Не долго спорили угличане, послали за настоятелем соседнего Спасо-Преображенского храма и стали всем миром целовать крест на верность московскому государю Василию Ивановичу. И присудили также послать призывные грамоты во все окрестные места: Калязин, Кашин, Бежецкий Верх, Устюжну, Ярославль...

Посыпались во все стороны искры от очистительного костра просыпающейся народной совести.


За Суздалем и Владимиром власть царика кончалась. Нижний Новгород усилиями тамошнего воеводы Андрея Алябьева и поддерживающего его из Казани боярина Фёдора Шереметева сохранял верность Шуйскому, более того, распространял своё влияние на соседей. В декабре 1608 года покорность Москве изъявили Балахна, Гороховец, Вязники, Шуя... Воеводы Самозванца, суздальский — Фёдор Плещеев и владимирский — Михаил Вельяминов, должны были противостоять этому наступлению и удерживать в повиновении вверенные земли. Первому это удавалось лучше.

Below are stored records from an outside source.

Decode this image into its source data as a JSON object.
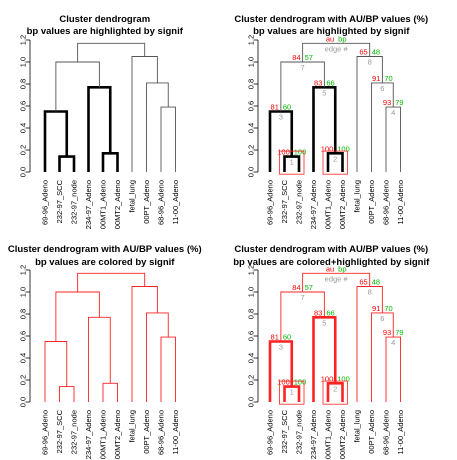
{
  "colors": {
    "tree": "#555555",
    "highlight": "#000000",
    "signif_red": "#ff2222",
    "au": "#ff0000",
    "bp": "#00bb00",
    "edge": "#999999"
  },
  "chart_data": [
    {
      "type": "dendrogram",
      "title": "Cluster dendrogram",
      "subtitle": "bp values are highlighted by signif",
      "show_pvalues": false,
      "mode": "highlight"
    },
    {
      "type": "dendrogram",
      "title": "Cluster dendrogram with AU/BP values (%)",
      "subtitle": "bp values are highlighted by signif",
      "show_pvalues": true,
      "mode": "highlight"
    },
    {
      "type": "dendrogram",
      "title": "Cluster dendrogram with AU/BP values (%)",
      "subtitle": "bp values are colored by signif",
      "show_pvalues": false,
      "mode": "color"
    },
    {
      "type": "dendrogram",
      "title": "Cluster dendrogram with AU/BP values (%)",
      "subtitle": "bp values are colored+highlighted by signif",
      "show_pvalues": true,
      "mode": "both"
    }
  ],
  "tree": {
    "ylim": [
      0,
      1.2
    ],
    "yticks": [
      "0.0",
      "0.2",
      "0.4",
      "0.6",
      "0.8",
      "1.0",
      "1.2"
    ],
    "leaves": [
      "69-96_Adeno",
      "232-97_SCC",
      "232-97_node",
      "234-97_Adeno",
      "00MT1_Adeno",
      "00MT2_Adeno",
      "fetal_lung",
      "00PT_Adeno",
      "68-96_Adeno",
      "11-00_Adeno"
    ],
    "merges": [
      {
        "a": 1,
        "b": 2,
        "h": 0.14,
        "au": "100",
        "bp": "100",
        "edge": "1",
        "signif": true
      },
      {
        "a": 4,
        "b": 5,
        "h": 0.17,
        "au": "100",
        "bp": "100",
        "edge": "2",
        "signif": true
      },
      {
        "a": 0,
        "b": "m0",
        "h": 0.55,
        "au": "81",
        "bp": "60",
        "edge": "3",
        "signif": true
      },
      {
        "a": 9,
        "b": 8,
        "h": 0.59,
        "au": "93",
        "bp": "79",
        "edge": "4",
        "signif": false
      },
      {
        "a": 3,
        "b": "m1",
        "h": 0.77,
        "au": "83",
        "bp": "66",
        "edge": "5",
        "signif": true
      },
      {
        "a": 7,
        "b": "m3",
        "h": 0.81,
        "au": "91",
        "bp": "70",
        "edge": "6",
        "signif": false
      },
      {
        "a": "m2",
        "b": "m4",
        "h": 1.0,
        "au": "84",
        "bp": "57",
        "edge": "7",
        "signif": false
      },
      {
        "a": 6,
        "b": "m5",
        "h": 1.05,
        "au": "65",
        "bp": "48",
        "edge": "8",
        "signif": false
      },
      {
        "a": "m6",
        "b": "m7",
        "h": 1.17,
        "au": "au",
        "bp": "bp",
        "edge": "edge #",
        "signif": false
      }
    ]
  }
}
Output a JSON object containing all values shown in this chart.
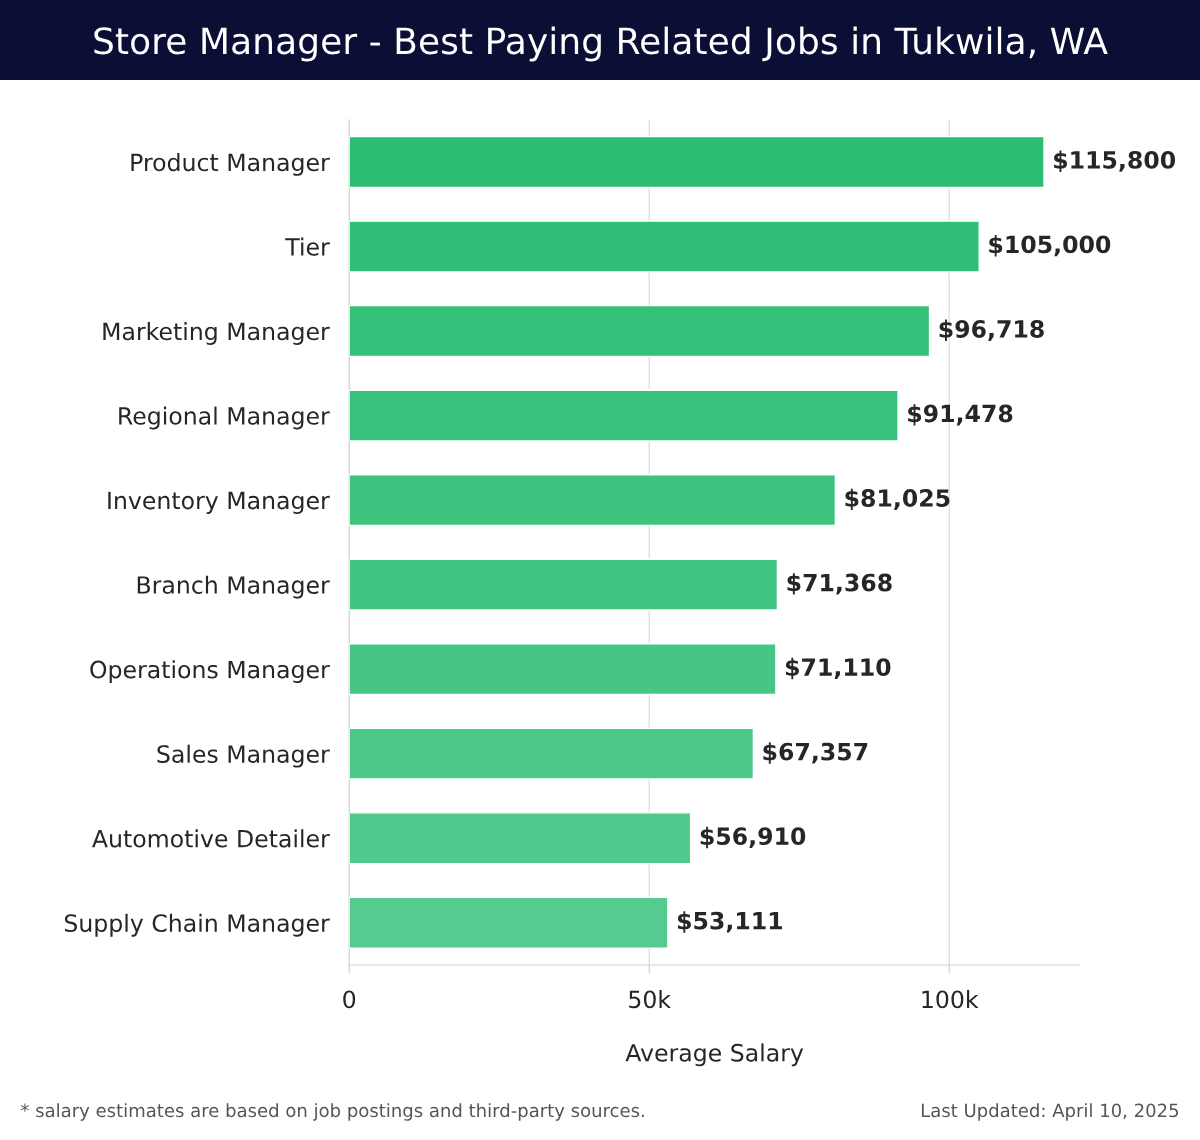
{
  "chart_data": {
    "type": "bar",
    "orientation": "horizontal",
    "title": "Store Manager - Best Paying Related Jobs in Tukwila, WA",
    "categories": [
      "Product Manager",
      "Tier",
      "Marketing Manager",
      "Regional Manager",
      "Inventory Manager",
      "Branch Manager",
      "Operations Manager",
      "Sales Manager",
      "Automotive Detailer",
      "Supply Chain Manager"
    ],
    "values": [
      115800,
      105000,
      96718,
      91478,
      81025,
      71368,
      71110,
      67357,
      56910,
      53111
    ],
    "value_labels": [
      "$115,800",
      "$105,000",
      "$96,718",
      "$91,478",
      "$81,025",
      "$71,368",
      "$71,110",
      "$67,357",
      "$56,910",
      "$53,111"
    ],
    "colors": [
      "#2bbd72",
      "#2fbe75",
      "#34c078",
      "#38c17b",
      "#3dc37e",
      "#42c482",
      "#46c685",
      "#4bc788",
      "#50c98c",
      "#55cb90"
    ],
    "xlabel": "Average Salary",
    "xlim": [
      0,
      121800
    ],
    "xticks": [
      0,
      {
        "value": 50000,
        "label": "50k"
      },
      {
        "value": 100000,
        "label": "100k"
      }
    ],
    "grid": "x",
    "annotations": [
      "* salary estimates are based on job postings and third-party sources.",
      "Last Updated: April 10, 2025"
    ]
  }
}
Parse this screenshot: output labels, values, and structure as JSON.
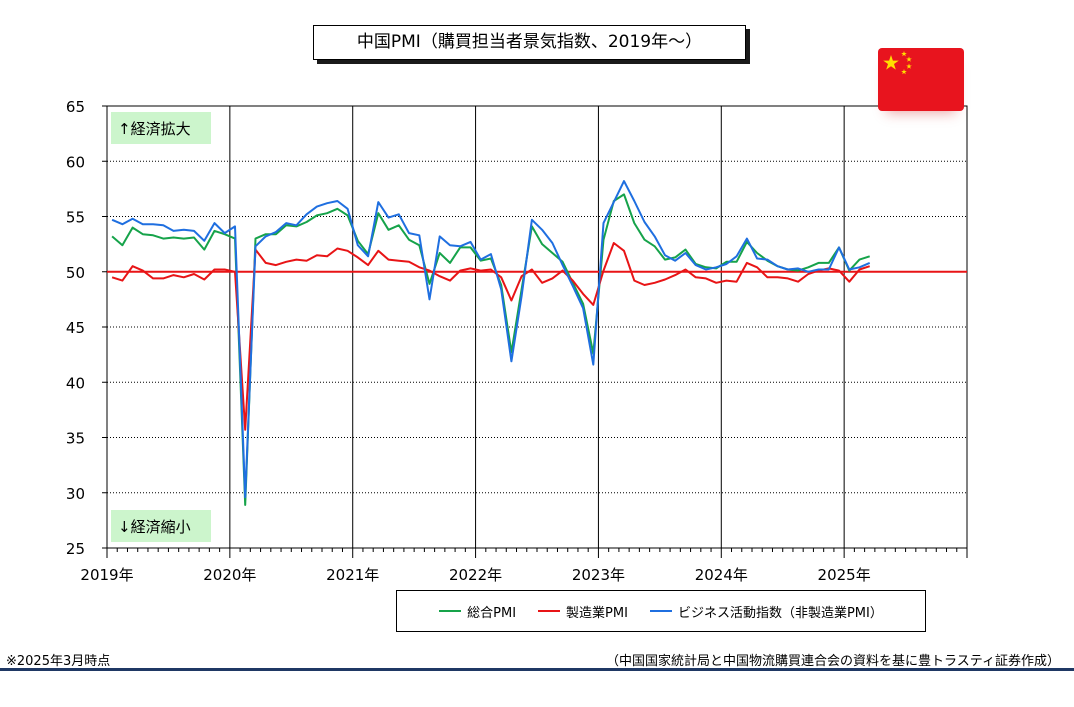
{
  "title": "中国PMI（購買担当者景気指数、2019年～）",
  "footer": {
    "note": "※2025年3月時点",
    "source": "（中国国家統計局と中国物流購買連合会の資料を基に豊トラスティ証券作成）"
  },
  "colors": {
    "composite": "#16a34a",
    "manufacturing": "#e81416",
    "nonmanufacturing": "#1f6fe0",
    "reference": "#e81416",
    "annotation_bg": "#ccf5cc"
  },
  "flag_icon": "china-flag-icon",
  "chart_data": {
    "type": "line",
    "ylim": [
      25,
      65
    ],
    "yticks": [
      "25",
      "30",
      "35",
      "40",
      "45",
      "50",
      "55",
      "60",
      "65"
    ],
    "xticks": [
      "2019年",
      "2020年",
      "2021年",
      "2022年",
      "2023年",
      "2024年",
      "2025年"
    ],
    "x_start": "2019-01",
    "reference_line": 50,
    "annotations": {
      "up": "↑経済拡大",
      "down": "↓経済縮小"
    },
    "series": [
      {
        "name": "総合PMI",
        "key": "composite",
        "values": [
          53.2,
          52.4,
          54.0,
          53.4,
          53.3,
          53.0,
          53.1,
          53.0,
          53.1,
          52.0,
          53.7,
          53.4,
          53.0,
          28.9,
          53.0,
          53.4,
          53.4,
          54.2,
          54.1,
          54.5,
          55.1,
          55.3,
          55.7,
          55.1,
          52.8,
          51.6,
          55.3,
          53.8,
          54.2,
          52.9,
          52.4,
          48.9,
          51.7,
          50.8,
          52.2,
          52.2,
          51.0,
          51.2,
          48.8,
          42.7,
          48.4,
          54.1,
          52.5,
          51.7,
          50.9,
          49.0,
          47.1,
          42.6,
          52.9,
          56.4,
          57.0,
          54.4,
          52.9,
          52.3,
          51.1,
          51.3,
          52.0,
          50.7,
          50.4,
          50.3,
          50.9,
          50.9,
          52.7,
          51.7,
          51.0,
          50.5,
          50.2,
          50.1,
          50.4,
          50.8,
          50.8,
          52.2,
          50.1,
          51.1,
          51.4
        ]
      },
      {
        "name": "製造業PMI",
        "key": "manufacturing",
        "values": [
          49.5,
          49.2,
          50.5,
          50.1,
          49.4,
          49.4,
          49.7,
          49.5,
          49.8,
          49.3,
          50.2,
          50.2,
          50.0,
          35.7,
          52.0,
          50.8,
          50.6,
          50.9,
          51.1,
          51.0,
          51.5,
          51.4,
          52.1,
          51.9,
          51.3,
          50.6,
          51.9,
          51.1,
          51.0,
          50.9,
          50.4,
          50.1,
          49.6,
          49.2,
          50.1,
          50.3,
          50.1,
          50.2,
          49.5,
          47.4,
          49.6,
          50.2,
          49.0,
          49.4,
          50.1,
          49.2,
          48.0,
          47.0,
          50.1,
          52.6,
          51.9,
          49.2,
          48.8,
          49.0,
          49.3,
          49.7,
          50.2,
          49.5,
          49.4,
          49.0,
          49.2,
          49.1,
          50.8,
          50.4,
          49.5,
          49.5,
          49.4,
          49.1,
          49.8,
          50.1,
          50.3,
          50.1,
          49.1,
          50.2,
          50.5
        ]
      },
      {
        "name": "ビジネス活動指数（非製造業PMI）",
        "key": "nonmanufacturing",
        "values": [
          54.7,
          54.3,
          54.8,
          54.3,
          54.3,
          54.2,
          53.7,
          53.8,
          53.7,
          52.8,
          54.4,
          53.5,
          54.1,
          29.6,
          52.3,
          53.2,
          53.6,
          54.4,
          54.2,
          55.2,
          55.9,
          56.2,
          56.4,
          55.7,
          52.4,
          51.4,
          56.3,
          54.9,
          55.2,
          53.5,
          53.3,
          47.5,
          53.2,
          52.4,
          52.3,
          52.7,
          51.1,
          51.6,
          48.4,
          41.9,
          47.8,
          54.7,
          53.8,
          52.6,
          50.6,
          48.7,
          46.7,
          41.6,
          54.4,
          56.3,
          58.2,
          56.4,
          54.5,
          53.2,
          51.5,
          51.0,
          51.7,
          50.6,
          50.2,
          50.4,
          50.7,
          51.4,
          53.0,
          51.2,
          51.1,
          50.5,
          50.2,
          50.3,
          50.0,
          50.2,
          50.2,
          52.2,
          50.2,
          50.4,
          50.8
        ]
      }
    ]
  }
}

Плещеев был жестоким и деятельным человеком, сам не дремал и другим не давал. Только страх, считал он, может держать людей в должной покорности и потому не стеснялся применять к ослушникам самые строгие меры. Не всегда сам, помощников на кровавые дела хватало, и первым среди них был литовский пан Наливайко. Осуждённый, как и Лисовский, у себя на родине за разбой и убийство и избегнув справедливого возмездия, он нашёл здесь, на Суздальской земле, дело по душе. Плещеев указывал ему на ослушников или просто недовольных, и несчастные были обречены. Никакие доводы или мольбы о милосердии на изверга не действовали, все предавались самой лютой смерти, причём зачастую его собственными руками. Говорили, что сам он из православных и имел духовное звание, поскольку обнаруживал хорошее знакомство со священными текстами. Слухам охотно верили, на расстриг в то время установилась мода. И что интересно, в других пороках, кроме извращённой жестокости, он не замечался, даже в том, на что прямо намекала его фамилия. Одевался чисто и скромно, с собой постоянно носил митрополичий посох, отобранный у несчастного Филарета. Ввиду чрезвычайной скромности, содрал с него позолоту и драгоценные каменья, оставил только дерево, на нём делал зарубки о собственноручно загубленных душах, и но первому взгляду их насчитывалось там не менее ста. Особую прелесть этот выродок находил в разнообразии способов лишения жизни, чего только не напридумывал! Избегал лишь обычного повешения, утверждая, что душа человека, у которого сдавлено горло, вынуждена покидать тело через задний проход и тем оскверняется. Так вот заботился палач о своих жертвах.

Троицкий старец Елизарий уныло брёл по этой запуганной земле, охотников слушать его речи не находилось. Незадолго перед тем крестьяне деревни Бытово отважились написать жалобу в Тушино.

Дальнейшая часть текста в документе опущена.